Phoenix-Solar-Aktien gewannen 10,88 Prozent auf 29,75 Euro. Das Solarunternehmen will im laufenden Geschäftsjahr seinen Umsatz um gut 35 Prozent auf 520 Millionen Euro steigern und beim Ergebnis vor Zinsen und Steuern (EBIT) 31 Millionen Euro Gewinn erzielen. Bis 2013 will der Vorstand die Erlöse auf 1,5 Milliarden und das EBIT auf 100 Millionen Euro erhöhen. "Der Ausblick klingt sehr bullish", sagte ein Börsianer.

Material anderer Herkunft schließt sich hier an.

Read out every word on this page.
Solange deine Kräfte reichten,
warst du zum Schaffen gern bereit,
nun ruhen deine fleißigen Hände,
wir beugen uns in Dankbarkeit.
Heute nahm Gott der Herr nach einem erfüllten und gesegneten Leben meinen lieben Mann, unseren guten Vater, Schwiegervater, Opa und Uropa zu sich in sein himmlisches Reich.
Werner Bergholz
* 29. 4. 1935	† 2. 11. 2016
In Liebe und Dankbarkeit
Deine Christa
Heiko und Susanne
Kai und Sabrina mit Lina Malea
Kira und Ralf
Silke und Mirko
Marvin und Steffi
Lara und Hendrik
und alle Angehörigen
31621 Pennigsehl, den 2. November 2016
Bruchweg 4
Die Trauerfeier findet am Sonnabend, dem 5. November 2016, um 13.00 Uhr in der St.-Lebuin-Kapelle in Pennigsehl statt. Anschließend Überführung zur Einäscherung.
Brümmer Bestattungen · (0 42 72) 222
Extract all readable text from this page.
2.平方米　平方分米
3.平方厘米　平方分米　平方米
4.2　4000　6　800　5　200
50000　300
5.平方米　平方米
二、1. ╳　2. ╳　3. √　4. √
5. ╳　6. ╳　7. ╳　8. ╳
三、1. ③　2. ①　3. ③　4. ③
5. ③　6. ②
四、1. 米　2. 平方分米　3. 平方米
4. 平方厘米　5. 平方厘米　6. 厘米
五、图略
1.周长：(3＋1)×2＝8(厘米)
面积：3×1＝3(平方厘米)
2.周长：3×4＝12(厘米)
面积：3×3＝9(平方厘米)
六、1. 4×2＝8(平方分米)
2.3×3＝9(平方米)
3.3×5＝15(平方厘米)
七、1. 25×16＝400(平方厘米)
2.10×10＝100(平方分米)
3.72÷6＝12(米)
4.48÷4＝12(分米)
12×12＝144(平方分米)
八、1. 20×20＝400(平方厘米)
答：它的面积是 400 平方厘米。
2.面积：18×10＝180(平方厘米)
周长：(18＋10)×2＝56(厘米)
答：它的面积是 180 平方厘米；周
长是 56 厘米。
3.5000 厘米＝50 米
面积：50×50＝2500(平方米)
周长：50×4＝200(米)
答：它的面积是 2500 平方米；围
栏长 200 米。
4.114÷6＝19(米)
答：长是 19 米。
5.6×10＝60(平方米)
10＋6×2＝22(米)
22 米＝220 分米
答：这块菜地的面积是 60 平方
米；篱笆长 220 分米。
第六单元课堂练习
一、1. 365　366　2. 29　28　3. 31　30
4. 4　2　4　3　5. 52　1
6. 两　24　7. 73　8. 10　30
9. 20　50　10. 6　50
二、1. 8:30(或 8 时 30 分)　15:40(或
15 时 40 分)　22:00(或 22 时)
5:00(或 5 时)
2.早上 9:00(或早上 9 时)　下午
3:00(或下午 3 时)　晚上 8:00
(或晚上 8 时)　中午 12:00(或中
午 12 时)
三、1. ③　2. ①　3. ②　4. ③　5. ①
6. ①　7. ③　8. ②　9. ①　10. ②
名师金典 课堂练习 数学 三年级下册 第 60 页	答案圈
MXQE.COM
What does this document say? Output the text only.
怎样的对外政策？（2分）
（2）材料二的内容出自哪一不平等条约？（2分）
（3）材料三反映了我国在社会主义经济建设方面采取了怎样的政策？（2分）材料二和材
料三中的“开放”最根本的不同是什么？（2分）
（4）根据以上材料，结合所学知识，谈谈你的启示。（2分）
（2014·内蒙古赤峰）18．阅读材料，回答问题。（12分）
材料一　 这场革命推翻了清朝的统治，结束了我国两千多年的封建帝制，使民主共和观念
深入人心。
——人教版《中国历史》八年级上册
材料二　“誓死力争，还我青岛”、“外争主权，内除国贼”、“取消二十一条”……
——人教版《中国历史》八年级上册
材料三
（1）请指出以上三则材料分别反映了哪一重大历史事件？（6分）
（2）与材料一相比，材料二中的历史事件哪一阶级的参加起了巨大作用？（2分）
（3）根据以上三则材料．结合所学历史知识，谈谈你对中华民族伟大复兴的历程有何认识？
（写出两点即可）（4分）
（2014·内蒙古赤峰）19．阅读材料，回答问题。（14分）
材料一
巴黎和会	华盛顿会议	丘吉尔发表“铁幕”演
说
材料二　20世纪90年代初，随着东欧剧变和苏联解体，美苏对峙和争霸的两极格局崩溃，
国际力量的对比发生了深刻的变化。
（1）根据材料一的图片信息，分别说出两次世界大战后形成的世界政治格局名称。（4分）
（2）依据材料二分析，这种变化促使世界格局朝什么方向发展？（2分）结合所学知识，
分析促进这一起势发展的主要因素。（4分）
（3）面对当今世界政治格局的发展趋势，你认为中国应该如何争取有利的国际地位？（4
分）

Außerhalb der großen Indizes verteuerten sich die Titel von Loewe um 3,03 Prozent auf 6,80 Euro und waren damit einer den Favoriten im SDAX . Der Fernsehgerätehersteller hatte 2008 das beste Ergebnis seiner 86-jährigen Firmengeschichte eingefahren. Das Ergebnis vor Steuern verbesserte sich um 35 Prozent auf rund 28,5 Millionen Euro. Analyst Ingbert Faust von equinet äußerte sich positiv und beließ seine Einschätzung auf "Buy" mit einem Kursziel von 18,00 Euro. Die starke Marge sei ein positives Zeichen, schrieb der Experte in einer Studie. Die Umsätze im abgelaufenen Geschäftsjahr jedoch seien niedriger als von ihm erwartet ausgefallen.